North Carolina State University researchers have developed a new technique that can alter plant metabolism. Tested in tobacco plants, the technique showed that it could reduce harmful chemical compounds, including some that are carcinogenic. The findings could be used to improve the health benefits of crops.
"A number of techniques can be used to successfully reduce specific chemical compounds, or alkaloids, in plants such as tobacco, but research has shown that some of these techniques can increase other harmful chemical compounds while reducing the target compound," said De-Yu Xie, professor of plant and microbial biology at NC State and the corresponding author of a paper describing the research. "Our technology reduced a number of harmful compounds - including the addictive nicotine, the carcinogenic N-nitrosonornicotine (NNN), and other tobacco-specific nitrosamines (TSNAs) - simultaneously without detrimental effects to the plant."

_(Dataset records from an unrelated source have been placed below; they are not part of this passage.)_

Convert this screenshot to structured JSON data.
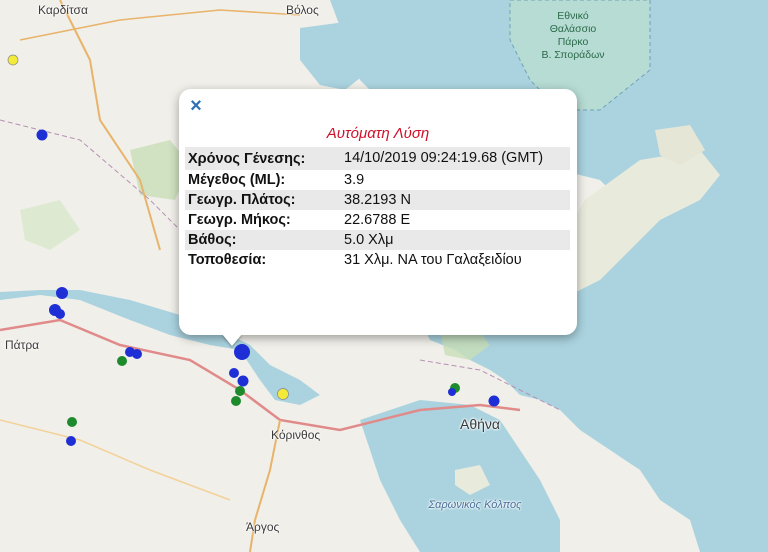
{
  "map": {
    "places": [
      {
        "id": "karditsa",
        "label": "Καρδίτσα"
      },
      {
        "id": "volos",
        "label": "Βόλος"
      },
      {
        "id": "patra",
        "label": "Πάτρα"
      },
      {
        "id": "korinthos",
        "label": "Κόρινθος"
      },
      {
        "id": "athina",
        "label": "Αθήνα"
      },
      {
        "id": "argos",
        "label": "Άργος"
      },
      {
        "id": "saronikos",
        "label": "Σαρωνικός Κόλπος"
      }
    ],
    "park_label_lines": [
      "Εθνικό",
      "Θαλάσσιο",
      "Πάρκο",
      "Β. Σποράδων"
    ],
    "colors": {
      "sea": "#aad3df",
      "land": "#f1efe9",
      "forest": "#c8dfb6",
      "quake_blue": "#1f2fd6",
      "quake_green": "#1d8a2c",
      "quake_yellow": "#f4ea3a"
    },
    "legend_note": ""
  },
  "popup": {
    "title": "Αυτόματη Λύση",
    "close_icon": "close-icon",
    "rows": [
      {
        "key": "Χρόνος Γένεσης:",
        "value": "14/10/2019 09:24:19.68 (GMT)"
      },
      {
        "key": "Μέγεθος (ML):",
        "value": "3.9"
      },
      {
        "key": "Γεωγρ. Πλάτος:",
        "value": "38.2193 N"
      },
      {
        "key": "Γεωγρ. Μήκος:",
        "value": "22.6788 E"
      },
      {
        "key": "Βάθος:",
        "value": "5.0 Χλμ"
      },
      {
        "key": "Τοποθεσία:",
        "value": "31 Χλμ. ΝΑ του Γαλαξειδίου"
      }
    ]
  }
}
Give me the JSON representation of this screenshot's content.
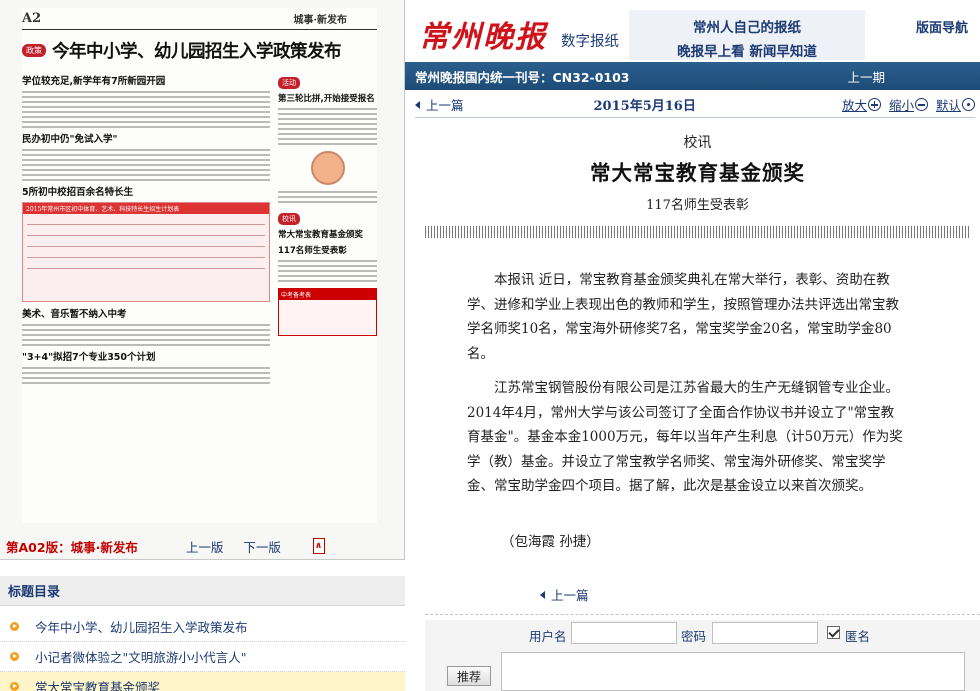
{
  "thumbnail": {
    "header_page": "A2",
    "header_section": "城事·新发布",
    "headline_tag": "政策",
    "headline": "今年中小学、幼儿园招生入学政策发布",
    "sub1": "学位较充足,新学年有7所新园开园",
    "sub2": "民办初中仍\"免试入学\"",
    "sub3": "5所初中校招百余名特长生",
    "table_title": "2015年常州市区初中体育、艺术、科技特长生招生计划表",
    "sub4": "美术、音乐暂不纳入中考",
    "sub5": "\"3+4\"拟招7个专业350个计划",
    "right_tag": "活动",
    "right_title1": "第三轮比拼,开始接受报名",
    "right_tag2": "校讯",
    "right_title2": "常大常宝教育基金颁奖",
    "right_sub2": "117名师生受表彰",
    "sched_title": "中考备考表"
  },
  "page_label": "第A02版：城事·新发布",
  "prev_page": "上一版",
  "next_page": "下一版",
  "toc": {
    "title": "标题目录",
    "items": [
      "今年中小学、幼儿园招生入学政策发布",
      "小记者微体验之\"文明旅游小小代言人\"",
      "常大常宝教育基金颁奖"
    ]
  },
  "header": {
    "logo": "常州晚报",
    "digital": "数字报纸",
    "slogan1": "常州人自己的报纸",
    "slogan2": "晚报早上看 新闻早知道",
    "nav": "版面导航"
  },
  "bluebar": {
    "issn": "常州晚报国内统一刊号：CN32-0103",
    "prev": "上一期"
  },
  "datebar": {
    "back": "上一篇",
    "date": "2015年5月16日",
    "zoom_in": "放大",
    "zoom_out": "缩小",
    "default": "默认"
  },
  "article": {
    "eyebrow": "校讯",
    "headline": "常大常宝教育基金颁奖",
    "subhead": "117名师生受表彰",
    "p1": "本报讯 近日，常宝教育基金颁奖典礼在常大举行，表彰、资助在教学、进修和学业上表现出色的教师和学生，按照管理办法共评选出常宝教学名师奖10名，常宝海外研修奖7名，常宝奖学金20名，常宝助学金80名。",
    "p2": "江苏常宝钢管股份有限公司是江苏省最大的生产无缝钢管专业企业。2014年4月，常州大学与该公司签订了全面合作协议书并设立了\"常宝教育基金\"。基金本金1000万元，每年以当年产生利息（计50万元）作为奖学（教）基金。并设立了常宝教学名师奖、常宝海外研修奖、常宝奖学金、常宝助学金四个项目。据了解，此次是基金设立以来首次颁奖。",
    "byline": "（包海霞 孙捷）"
  },
  "bottom": {
    "back": "上一篇",
    "username_label": "用户名",
    "password_label": "密码",
    "anonymous_label": "匿名",
    "recommend": "推荐"
  }
}
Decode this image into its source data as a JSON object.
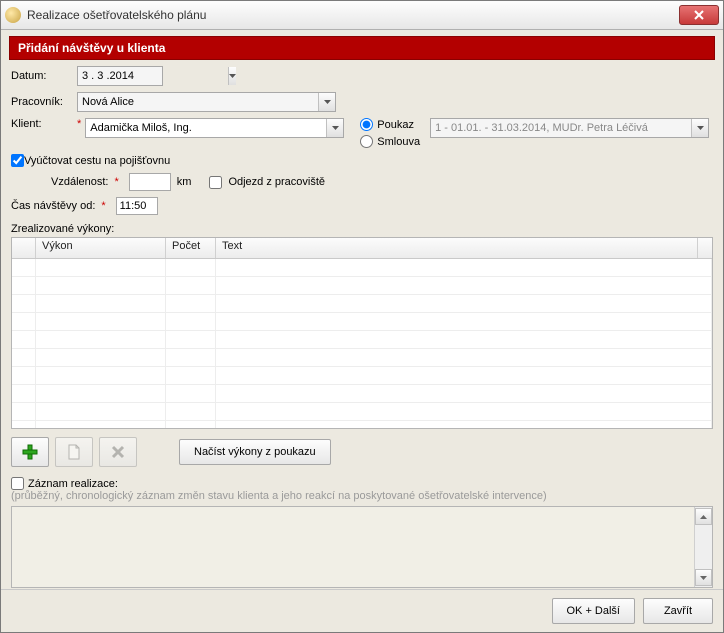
{
  "window": {
    "title": "Realizace ošetřovatelského plánu"
  },
  "panel": {
    "title": "Přidání návštěvy u klienta"
  },
  "labels": {
    "date": "Datum:",
    "worker": "Pracovník:",
    "client": "Klient:",
    "voucher": "Poukaz",
    "contract": "Smlouva",
    "bill_insurance": "Vyúčtovat cestu na pojišťovnu",
    "distance": "Vzdálenost:",
    "km": "km",
    "depart_workplace": "Odjezd z pracoviště",
    "visit_time": "Čas návštěvy od:",
    "performed_section": "Zrealizované výkony:",
    "record_heading": "Záznam realizace:",
    "record_hint": "(průběžný, chronologický záznam změn stavu klienta a jeho reakcí na poskytované ošetřovatelské intervence)"
  },
  "values": {
    "date": "3 . 3 .2014",
    "worker": "Nová Alice",
    "client": "Adamička Miloš, Ing.",
    "period": "1 - 01.01. - 31.03.2014, MUDr. Petra Léčivá",
    "bill_insurance_checked": true,
    "distance": "",
    "depart_workplace_checked": false,
    "visit_time": "11:50",
    "record_checked": false,
    "billing_mode": "voucher"
  },
  "table": {
    "columns": {
      "c1": "Výkon",
      "c2": "Počet",
      "c3": "Text"
    },
    "rows": []
  },
  "buttons": {
    "load_from_voucher": "Načíst výkony z poukazu",
    "ok_next": "OK + Další",
    "close": "Zavřít"
  }
}
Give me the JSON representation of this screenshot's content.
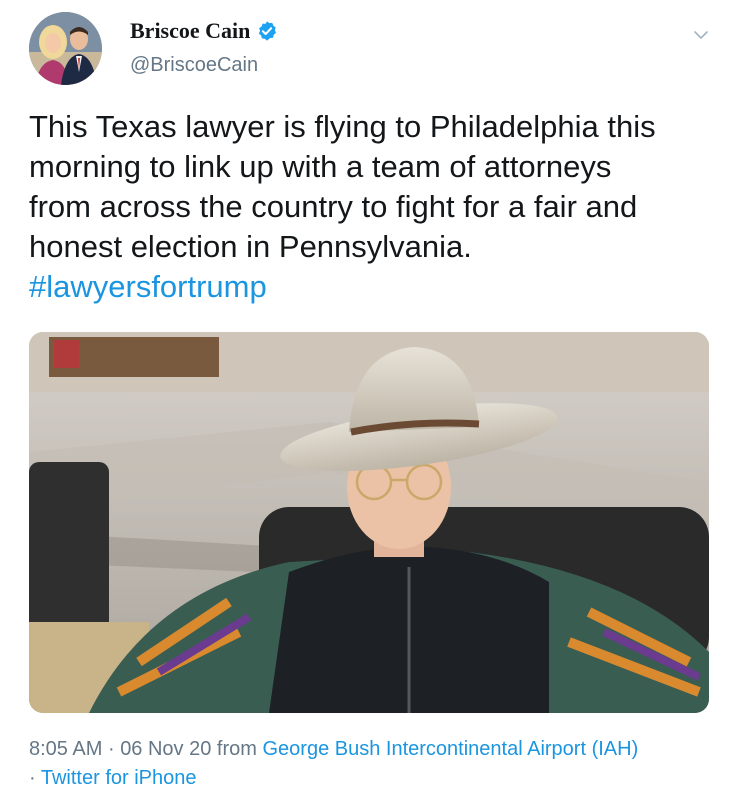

The technique uses transcription factors and regulatory elements as molecular tools for new regulation designs. Regulatory elements are short, non-coding DNA fragments that control the transcription of nearby coding genes. Transcription factors are proteins that help turn certain genes on or off by binding to regulatory elements. Xie hypothesized that these could be useful molecular tools to design new regulations for engineering new plant traits. Two Arabidopsis transcription factors in particular, PAP1 and TT8, are known to regulate the biosynthesis of anthocyanins, or classes of nutraceutical compounds with antioxidant properties. Xie further hypothesized that these proteins could be used as molecular tools to help repress a number of harmful chemical compound levels, such as nicotine.
"PAP1 regulates pigmentation, so tobacco plants with our overexpressed PAP1 genes are red," Xie said. "We screened plant DNAs and found that tobacco has PAP1- and TT8-favored regulatory elements near JAZ genes, which repress nicotine biosynthesis. We then proposed that these elements were appropriate tools for a test. In all, we found four JAZ genes activated in red tobacco plants with a designed PAP1 and TT8 cassette overexpressed."
Xie and his colleagues tested the hypothesis by examining tobacco plants in the greenhouse and in the field and showed the reductions of harmful chemical compounds and nicotine in both types of experiments. NNN levels were reduced from 63 to 79% in leaves from tobacco plants that had PAP1 and TT8 overexpressed, for example. Overall, four carcinogenic TSNAs were significantly reduced by the technique.
Xie believes that the technique holds the potential to be used in other crop plants to promote other beneficial traits and make some foods healthier.
The paper appears in Journal of Advanced Research. Research associate Mingzhu Li is a first author of the paper. Former postdoctoral fellows Xianzhi He and Christophe La Hovary are co-first authors. The research was supported by the R.J. Reynolds Tobacco Co.